Entretanto aproveita e vai lendo, de boleia. O companheiro
não deu pela sua presença e avança interessado para a uma das
histórias – Perseguição implacável. Vem-lhe à lembrança algo.
Em silêncio volta atrás no tempo e conta a si mesmo tudo.
Desde o início.
II. Dos incríveis acontecimentos da semana passada
Talvez fosse a solidão, talvez a utilidade do “algum dinheiro
extra”. Só sabe que dá por si folheando os anúncios do
vespertino, a vista percorrendo linhas em ziguezague, os olhos
atentos a qualquer oportunidade. Foi assim que encontrou o
insólito que se lhe cabia e assentava como uma luva. Rezava o
texto “O candidato deverá ser homem de meia-idade, bemparecido, desempregado e livre. São quinhentos euros para um
'casting' ”. Ligou, nervoso e seguiu à risca as indicações, a coisa
ficava lá para o bairro da Lapa, bem perto da Rua das Trinas.

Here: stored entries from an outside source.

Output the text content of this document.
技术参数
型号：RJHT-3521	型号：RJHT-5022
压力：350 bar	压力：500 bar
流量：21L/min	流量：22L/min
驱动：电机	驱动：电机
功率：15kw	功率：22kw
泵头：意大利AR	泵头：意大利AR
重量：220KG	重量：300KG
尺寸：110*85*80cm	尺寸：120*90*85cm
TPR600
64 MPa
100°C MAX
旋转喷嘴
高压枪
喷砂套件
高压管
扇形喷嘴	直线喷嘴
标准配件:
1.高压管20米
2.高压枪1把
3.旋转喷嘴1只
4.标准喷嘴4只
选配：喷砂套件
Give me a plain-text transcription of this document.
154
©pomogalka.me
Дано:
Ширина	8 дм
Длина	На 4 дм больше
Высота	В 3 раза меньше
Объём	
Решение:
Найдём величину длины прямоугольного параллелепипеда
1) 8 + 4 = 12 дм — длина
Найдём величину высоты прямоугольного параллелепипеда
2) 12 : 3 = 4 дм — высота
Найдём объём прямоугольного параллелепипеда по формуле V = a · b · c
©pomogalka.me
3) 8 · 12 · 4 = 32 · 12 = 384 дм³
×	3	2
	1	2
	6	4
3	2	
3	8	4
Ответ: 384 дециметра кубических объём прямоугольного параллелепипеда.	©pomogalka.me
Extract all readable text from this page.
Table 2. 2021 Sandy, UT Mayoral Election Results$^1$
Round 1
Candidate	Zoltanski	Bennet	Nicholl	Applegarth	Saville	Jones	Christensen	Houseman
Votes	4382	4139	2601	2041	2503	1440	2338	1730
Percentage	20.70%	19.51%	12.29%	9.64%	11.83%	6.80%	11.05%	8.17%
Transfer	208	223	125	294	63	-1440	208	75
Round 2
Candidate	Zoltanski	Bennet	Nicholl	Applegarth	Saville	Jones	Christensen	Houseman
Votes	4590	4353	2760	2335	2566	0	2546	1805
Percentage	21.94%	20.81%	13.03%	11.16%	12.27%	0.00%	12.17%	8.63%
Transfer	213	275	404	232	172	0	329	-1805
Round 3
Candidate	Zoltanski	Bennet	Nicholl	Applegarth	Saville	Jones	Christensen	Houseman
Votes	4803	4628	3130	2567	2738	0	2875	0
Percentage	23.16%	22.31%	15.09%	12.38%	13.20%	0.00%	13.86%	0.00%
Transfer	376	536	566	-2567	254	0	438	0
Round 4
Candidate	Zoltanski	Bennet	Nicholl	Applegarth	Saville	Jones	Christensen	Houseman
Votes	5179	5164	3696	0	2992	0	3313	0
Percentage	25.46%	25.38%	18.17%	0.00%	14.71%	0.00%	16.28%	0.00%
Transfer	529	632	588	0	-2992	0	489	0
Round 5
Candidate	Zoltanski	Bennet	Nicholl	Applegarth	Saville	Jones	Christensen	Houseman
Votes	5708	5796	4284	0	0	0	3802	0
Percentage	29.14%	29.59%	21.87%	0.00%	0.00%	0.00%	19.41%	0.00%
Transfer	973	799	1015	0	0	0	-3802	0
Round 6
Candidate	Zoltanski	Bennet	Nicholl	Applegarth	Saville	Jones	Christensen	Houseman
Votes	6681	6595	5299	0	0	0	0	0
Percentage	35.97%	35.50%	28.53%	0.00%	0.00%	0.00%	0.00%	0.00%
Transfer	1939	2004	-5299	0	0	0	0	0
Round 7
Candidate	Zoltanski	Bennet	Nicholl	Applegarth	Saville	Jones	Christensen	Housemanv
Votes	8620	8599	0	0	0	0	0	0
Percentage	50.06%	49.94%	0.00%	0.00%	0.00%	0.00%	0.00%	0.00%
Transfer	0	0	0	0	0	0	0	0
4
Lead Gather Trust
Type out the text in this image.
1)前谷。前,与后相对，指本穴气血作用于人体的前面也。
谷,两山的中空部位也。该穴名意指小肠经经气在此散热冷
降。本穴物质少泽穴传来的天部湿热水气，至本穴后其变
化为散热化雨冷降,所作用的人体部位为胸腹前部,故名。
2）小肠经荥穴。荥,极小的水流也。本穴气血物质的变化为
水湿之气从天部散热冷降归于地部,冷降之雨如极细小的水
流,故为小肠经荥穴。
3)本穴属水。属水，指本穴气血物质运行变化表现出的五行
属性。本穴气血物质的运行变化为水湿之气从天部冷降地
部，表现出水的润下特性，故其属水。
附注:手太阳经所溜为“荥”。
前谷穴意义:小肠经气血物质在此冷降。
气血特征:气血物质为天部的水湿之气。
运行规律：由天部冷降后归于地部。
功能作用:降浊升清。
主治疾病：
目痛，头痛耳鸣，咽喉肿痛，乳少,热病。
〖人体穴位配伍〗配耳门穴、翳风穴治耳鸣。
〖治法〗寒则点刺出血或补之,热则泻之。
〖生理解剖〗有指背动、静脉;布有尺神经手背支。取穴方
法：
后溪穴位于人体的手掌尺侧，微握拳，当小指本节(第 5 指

O apartamento era direito de terceiro andar e a campainha,
de tão ineficiente por certo seria muda ou cansada. Estava quase
a voltar para trás quando aconteceu
“André Valadares?” perguntou a voz
92
“Sim, sou eu” atirou, ao que o outro som retorquiu “Olhe,
não nos conhecemos mas existe algo que lhe quero propor. Vale
bem quinhentos euros. Ah... pode chamar-me Ana.”
Virou-se e viu-a. Alta loira e elegante, óculos escuros da
moda, devia andar pelos seus trinta e cinco. Vestia de forma
prática, impecável a combinação das cores.
Seguiram em silêncio por duas ou três ruas até encontrarem
a porta do apartamento pequeno, quase quarto e sala. No meio,
a mesa posta e o ambiente romântico sugerido pelo par de velas
não causavam estranheza ao homem baixo, um tailandês
entroncado que vestido a rigor se preparava para servir “Quinta
da Bacalhoa” com todos os requisitos de cerimonial.
“Faça o favor de sentar, disse outra vez a voz” e anuiu e
sentaram e a conversa iniciou.
A curiosidade da anfitriã era enorme e avançava e alcançava,
casava bem com a sua solidão. De tal modo que ficou a ver com
espanto o desfilar despudorado da sua vida, ao ritmo e toque
das palavras que eram lançadas e deixadas à sorte - umas atrás
das outras. Passaram os anos da infância feliz e despreocupada,
os tempos de Universidade de borgas e amores e professores
austeros. Passou a morena tímida que se chamava Matilde e
estudava biologia e a festa onde proferiram ambos os votos
solenes e cortaram o bolo e beberam champanhe cruzado após
inaugurarem a pista de dança com uma valsa. Passou uma
barriga linda em crescendo que, chegado dia do parto se
esvaziou na felicidade de pegar o rebento rosado e chorão.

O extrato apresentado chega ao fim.